Single zone wine coolers are set to just one temperature that is maintained throughout the whole wine cooler. Most people will either set the temperature to long-term storage temperature, or to serving temperature - but not both.
Most smaller wine coolers have just one temperature zone - this is because most people don’t buy small wine coolers to store varied wine collections. Most people will use a small wine cooler to store just one type of wine, which is why the majority of small wine coolers have just one temperature zone.
Common Features of Single Zone Wine Coolers
Wine coolers come in all different colours and designs and can have a variety of different features.
A common feature found in single zone wine coolers is a charcoal filter - charcoal filters are designed to eliminate any unwanted aromas, which is ideal for wine collectors, investors, or those who simply love their wine.
Some wine coolers feature locks, which means that your wine will be safe and protected. This feature is especially useful if you have children or teenagers in the home, or if you don’t trust your flatmates!
You can also find wine coolers that feature a vibration-free compressor, which works to keep movements within the unit to a minimum. Vibrations can impact how well wine tastes and matures and can prevent any sediment from settling in the body of the wine. Wine investors and collectors especially benefit from purchasing a wine cooler with a vibration-free compressor.
Single Zone Wine Cooler Installation
The way a wine cooler is installed depends on whether it’s freestanding, built-in, or integrated. Regardless of the design, it’s important that all manufacturer instructions are followed to avoid damaging the cooler and voiding the warranty.
Freestanding single zone wine coolers require more space for ventilation than built-in and integrated units. As the fans are located at the rear of the unit, there needs to be a few inches of space around the rear and sides to allow the warm air to exit and the cold air to enter.
You should also leave around 12 inches of space above the cooler. Most freestanding wine coolers aren’t suitable for built-in use and should stand freely without obstructions.
Built-in and integrated wine coolers are a little different, and they don’t need as much space for ventilation as they are designed to be built into kitchen space (e.g cabinets or under counters).
However, it’s important that you check with the manufacturer, and always opt for professional installation when possible.
Key Benefits of Single Zone Wine Coolers
Wine coolers with just one temperature zone are typically more affordable and consume less electricity meaning that your electricity bill won’t be too high.
Single zone wine coolers are ideal for storing large wine collections in the long term as they maintain a steady temperature throughout the whole unit.

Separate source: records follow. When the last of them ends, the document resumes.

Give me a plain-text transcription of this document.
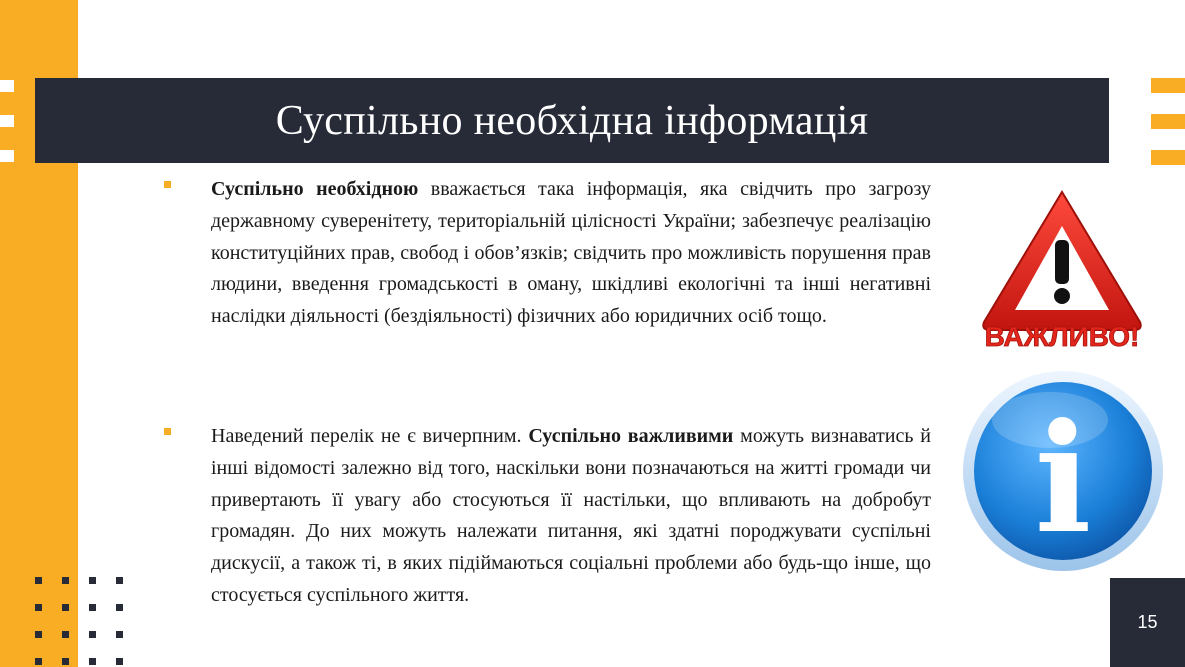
Суспільно необхідна інформація

Суспільно необхідною вважається така інформація, яка свідчить про загрозу державному суверенітету, територіальній цілісності України; забезпечує реалізацію конституційних прав, свобод і обов’язків; свідчить про можливість порушення прав людини, введення громадськості в оману, шкідливі екологічні та інші негативні наслідки діяльності (бездіяльності) фізичних або юридичних осіб тощо.

Наведений перелік не є вичерпним. Суспільно важливими можуть визнаватись й інші відомості залежно від того, наскільки вони позначаються на житті громади чи привертають її увагу або стосуються її настільки, що впливають на добробут громадян. До них можуть належати питання, які здатні породжувати суспільні дискусії, а також ті, в яких підіймаються соціальні проблеми або будь-що інше, що стосується суспільного життя.

15
ВАЖЛИВО!
i
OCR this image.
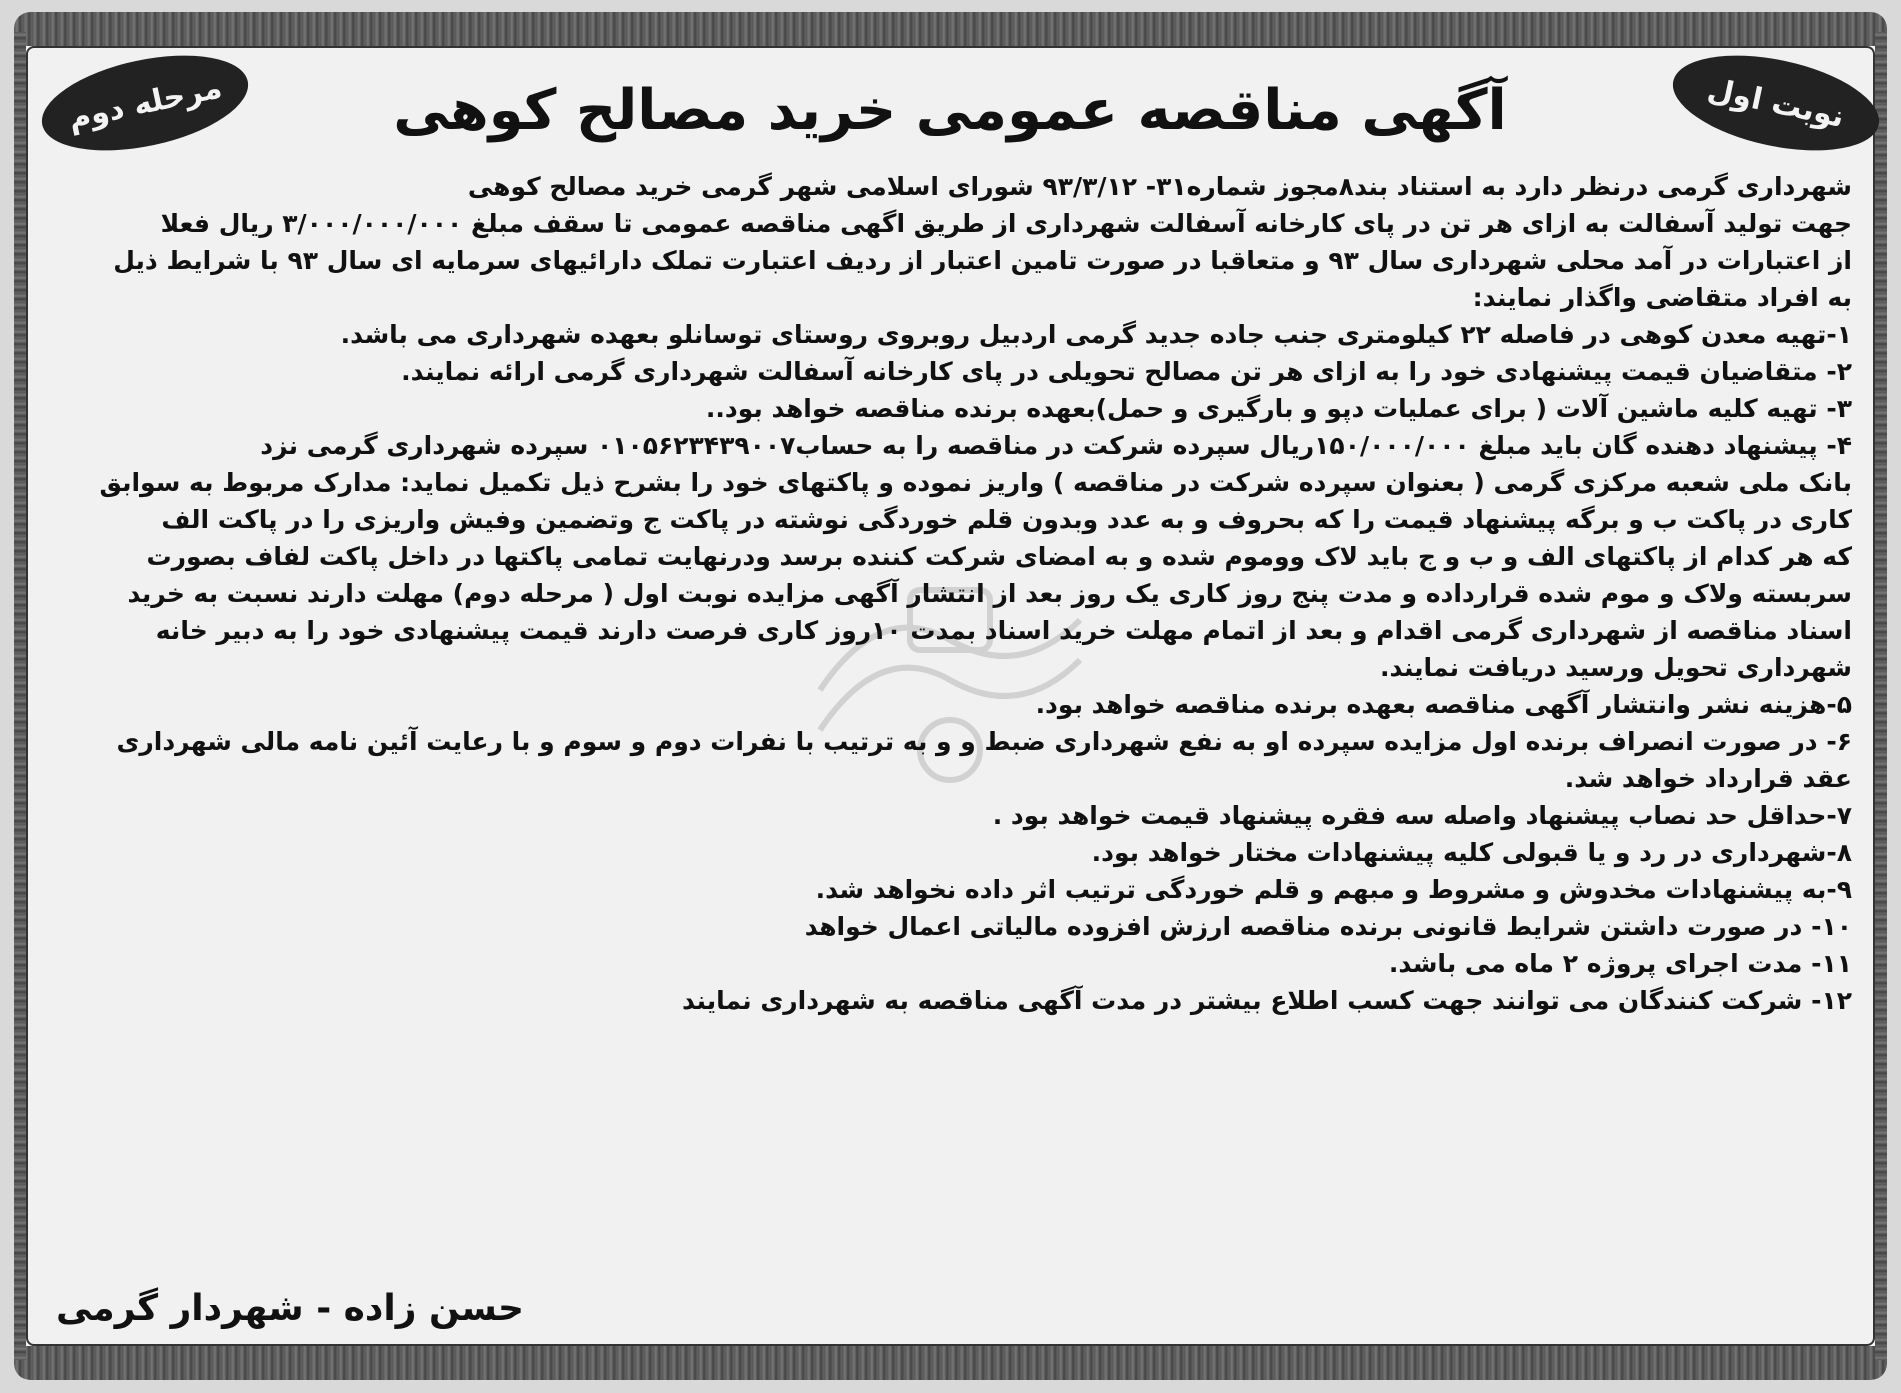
نوبت اول
مرحله دوم	آگهی مناقصه عمومی خرید مصالح کوهی
شهرداری گرمی درنظر دارد به استناد بند۸مجوز شماره۳۱- ۹۳/۳/۱۲ شورای اسلامی شهر گرمی خرید مصالح کوهی
جهت تولید آسفالت به ازای هر تن در پای کارخانه آسفالت شهرداری از طریق اگهی مناقصه عمومی تا سقف مبلغ ۳/۰۰۰/۰۰۰/۰۰۰ ریال فعلا
از اعتبارات در آمد محلی شهرداری سال ۹۳ و متعاقبا در صورت تامین اعتبار از ردیف اعتبارت تملک دارائیهای سرمایه ای سال ۹۳ با شرایط ذیل
به افراد متقاضی واگذار نمایند:
۱-تهیه معدن کوهی در فاصله ۲۲ کیلومتری جنب جاده جدید گرمی اردبیل روبروی روستای توسانلو بعهده شهرداری می باشد.
۲- متقاضیان قیمت پیشنهادی خود را به ازای هر تن مصالح تحویلی در پای کارخانه آسفالت شهرداری گرمی ارائه نمایند.
۳- تهیه کلیه ماشین آلات ( برای عملیات دپو و بارگیری و حمل)بعهده برنده مناقصه خواهد بود..
۴- پیشنهاد دهنده گان باید مبلغ ۱۵۰/۰۰۰/۰۰۰ریال سپرده شرکت در مناقصه را به حساب۰۱۰۵۶۲۳۴۳۹۰۰۷ سپرده شهرداری گرمی نزد
بانک ملی شعبه مرکزی گرمی ( بعنوان سپرده شرکت در مناقصه ) واریز نموده و پاکتهای خود را بشرح ذیل تکمیل نماید: مدارک مربوط به سوابق
کاری در پاکت ب و برگه پیشنهاد قیمت را که بحروف و به عدد وبدون قلم خوردگی نوشته در پاکت ج وتضمین وفیش واریزی را در پاکت الف
که هر کدام از پاکتهای الف و ب و ج باید لاک ووموم شده و به امضای شرکت کننده برسد ودرنهایت تمامی پاکتها در داخل پاکت لفاف بصورت
سربسته ولاک و موم شده قرارداده و مدت پنج روز کاری یک روز بعد از انتشار آگهی مزایده نوبت اول ( مرحله دوم) مهلت دارند نسبت به خرید
اسناد مناقصه از شهرداری گرمی اقدام و بعد از اتمام مهلت خرید اسناد بمدت ۱۰روز کاری فرصت دارند قیمت پیشنهادی خود را به دبیر خانه
شهرداری تحویل ورسید دریافت نمایند.
۵-هزینه نشر وانتشار آگهی مناقصه بعهده برنده مناقصه خواهد بود.
۶- در صورت انصراف برنده اول مزایده سپرده او به نفع شهرداری ضبط و و به ترتیب با نفرات دوم و سوم و با رعایت آئین نامه مالی شهرداری
عقد قرارداد خواهد شد.
۷-حداقل حد نصاب پیشنهاد واصله سه فقره پیشنهاد قیمت خواهد بود .
۸-شهرداری در رد و یا قبولی کلیه پیشنهادات مختار خواهد بود.
۹-به پیشنهادات مخدوش و مشروط و مبهم و قلم خوردگی ترتیب اثر داده نخواهد شد.
۱۰- در صورت داشتن شرایط قانونی برنده مناقصه ارزش افزوده مالیاتی اعمال خواهد
۱۱- مدت اجرای پروژه ۲ ماه می باشد.
۱۲- شرکت کنندگان می توانند جهت کسب اطلاع بیشتر در مدت آگهی مناقصه به شهرداری نمایند
حسن زاده - شهردار گرمی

You may use a single zone wine cooler to store your wine in the long term uninterrupted, as you won’t need additional temperature zones to prepare your wine for serving.
Single zone wine coolers aren’t typically suited to varied collections as varied collections will benefit from dual or multi-temperature zones - a specific set temperature per type of wine.
If you have a non-varied collection (e.g a collection of just red wine), or you want to store your wine in the long term (not for serving) then a single zone wine cooler may be the most affordable and appropriate option for you.
Single Zone Wine Coolers FAQ
Why Can’t My Reds and Whites Be Stored At The Same Temperature?
There’s no set rule telling you that you can’t store your reds and whites at the same temperature, but the general rule of thumb is that whites are best stored at lower temperatures for serving.
Red wine is best served at around 12 to 18°C whereas white wine is best served at 9 to 12°C. If you want to store a combination of red and white wines within the same cooler for serving, then you may want to opt for a dual-zone wine cooler rather than a single zone wine cooler.
However, if you plan on storing your wine in the long term, whether it be for ageing or you simply want your wine to remain as fresh as possible, then there shouldn’t be any problems storing your reds and whites at the same temperature within the same unit - around 12-13°C should be fine.
Why Shouldn’t I Freeze Wine?
Wine shouldn’t be frozen as once a wine freezes, it can lose its flavours and aromas, leaving it tasting bland and generally unpleasant.
Another reason that you should avoid freezing wine is because the cork could shrink and slip out of place, exposing your wine to oxygen.
If you’re not a wine collector, investor, or an oenophile, then you shouldn’t notice too much of a difference if you freeze your wine. However, if you take wine seriously, then freezing your wine is a no-go.
In the long term, wine is best stored at between 11 and 14°C for the flavours to develop in the right way.
Wine is always best stored in either a wine cellar, a wine cooler, or a wine cabinet. Storing your wine in the right way is key to preserving the flavours and ageing it correctly.
However, if you want to save the last drops of your favourite red to use later on in cooking, then you could always pour it into an ice cube tray.
Always avoid storing glass bottles in the freezer as the glass could shatter.